You won't find this in art books!
'What is the work of art about?'
by Alan Watson - 10:30 on 04 August 2015
I don't think anyone who performs, publishes, or exhibits their work ever forgets the fear, trepidation and excitement of being reviewed in the media for the first time.
I vividly remember the strange feeling of reading someone's thoughts and opinions about my work written in print by someone I had never met. Much to my relief the four paragraphs given over to my exhibition were very enthusiastic and encouraging.
I was however surprised and puzzled to read that I had obviously been influenced by the work of Kandinsky. This was a new idea to me and certainly not anything that had occurred to me during the previous year it had taken me to put this exhibition together. Like many artists I know I am often frustrated at having to justify my work to others by placing it in context with other 'schools' or 'isms'. This is ultimately a futile exercise because artists mostly create their work as part of a solitary process. The complex artistic process involves arriving at an idea, planning an image and then composing it while physically applying media to a surface and often making many alterations to it before it is completed.
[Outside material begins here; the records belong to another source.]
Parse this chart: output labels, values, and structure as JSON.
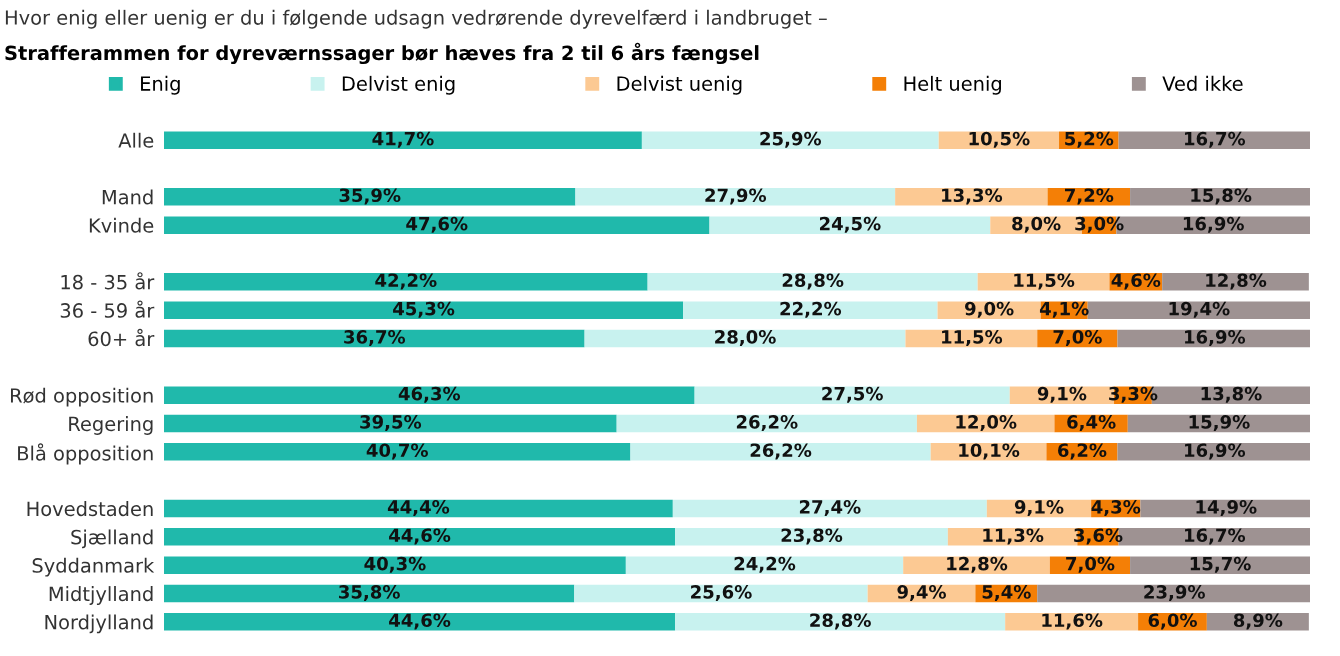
{
  "chart_data": {
    "type": "bar",
    "orientation": "horizontal",
    "stacked": true,
    "title": "Hvor enig eller uenig er du i følgende udsagn vedrørende dyrevelfærd i landbruget –",
    "subtitle": "Strafferammen for dyreværnssager bør hæves fra 2 til 6 års fængsel",
    "categories": [
      "Alle",
      null,
      "Mand",
      "Kvinde",
      null,
      "18 - 35 år",
      "36 - 59 år",
      "60+ år",
      null,
      "Rød opposition",
      "Regering",
      "Blå opposition",
      null,
      "Hovedstaden",
      "Sjælland",
      "Syddanmark",
      "Midtjylland",
      "Nordjylland"
    ],
    "xlim": [
      0,
      100
    ],
    "tick_labels": "y",
    "grid": false,
    "legend": "top",
    "series": [
      {
        "name": "Enig",
        "color": "#20b9ab",
        "values": [
          41.7,
          null,
          35.9,
          47.6,
          null,
          42.2,
          45.3,
          36.7,
          null,
          46.3,
          39.5,
          40.7,
          null,
          44.4,
          44.6,
          40.3,
          35.8,
          44.6
        ],
        "value_labels": [
          "41,7%",
          null,
          "35,9%",
          "47,6%",
          null,
          "42,2%",
          "45,3%",
          "36,7%",
          null,
          "46,3%",
          "39,5%",
          "40,7%",
          null,
          "44,4%",
          "44,6%",
          "40,3%",
          "35,8%",
          "44,6%"
        ]
      },
      {
        "name": "Delvist enig",
        "color": "#c8f2ef",
        "values": [
          25.9,
          null,
          27.9,
          24.5,
          null,
          28.8,
          22.2,
          28.0,
          null,
          27.5,
          26.2,
          26.2,
          null,
          27.4,
          23.8,
          24.2,
          25.6,
          28.8
        ],
        "value_labels": [
          "25,9%",
          null,
          "27,9%",
          "24,5%",
          null,
          "28,8%",
          "22,2%",
          "28,0%",
          null,
          "27,5%",
          "26,2%",
          "26,2%",
          null,
          "27,4%",
          "23,8%",
          "24,2%",
          "25,6%",
          "28,8%"
        ]
      },
      {
        "name": "Delvist uenig",
        "color": "#fcc993",
        "values": [
          10.5,
          null,
          13.3,
          8.0,
          null,
          11.5,
          9.0,
          11.5,
          null,
          9.1,
          12.0,
          10.1,
          null,
          9.1,
          11.3,
          12.8,
          9.4,
          11.6
        ],
        "value_labels": [
          "10,5%",
          null,
          "13,3%",
          "8,0%",
          null,
          "11,5%",
          "9,0%",
          "11,5%",
          null,
          "9,1%",
          "12,0%",
          "10,1%",
          null,
          "9,1%",
          "11,3%",
          "12,8%",
          "9,4%",
          "11,6%"
        ]
      },
      {
        "name": "Helt uenig",
        "color": "#f47f06",
        "values": [
          5.2,
          null,
          7.2,
          3.0,
          null,
          4.6,
          4.1,
          7.0,
          null,
          3.3,
          6.4,
          6.2,
          null,
          4.3,
          3.6,
          7.0,
          5.4,
          6.0
        ],
        "value_labels": [
          "5,2%",
          null,
          "7,2%",
          "3,0%",
          null,
          "4,6%",
          "4,1%",
          "7,0%",
          null,
          "3,3%",
          "6,4%",
          "6,2%",
          null,
          "4,3%",
          "3,6%",
          "7,0%",
          "5,4%",
          "6,0%"
        ]
      },
      {
        "name": "Ved ikke",
        "color": "#9e9292",
        "values": [
          16.7,
          null,
          15.8,
          16.9,
          null,
          12.8,
          19.4,
          16.9,
          null,
          13.8,
          15.9,
          16.9,
          null,
          14.9,
          16.7,
          15.7,
          23.9,
          8.9
        ],
        "value_labels": [
          "16,7%",
          null,
          "15,8%",
          "16,9%",
          null,
          "12,8%",
          "19,4%",
          "16,9%",
          null,
          "13,8%",
          "15,9%",
          "16,9%",
          null,
          "14,9%",
          "16,7%",
          "15,7%",
          "23,9%",
          "8,9%"
        ]
      }
    ]
  }
}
The very act of exhibiting work entails the artist placing their work in the public domain. Someone once explained that all the possibilities of a work of art exist like a forcefield between the work itself and the viewer. Place 100 people in front of any piece of art and you can be guaranteed 100 different interpretations of what they saw, almost all of these not what the artist intended. Once the reviewer or art historian enters their thoughts the work of art takes on a persona all it's own, often I suspect into areas the artist who created it never intended!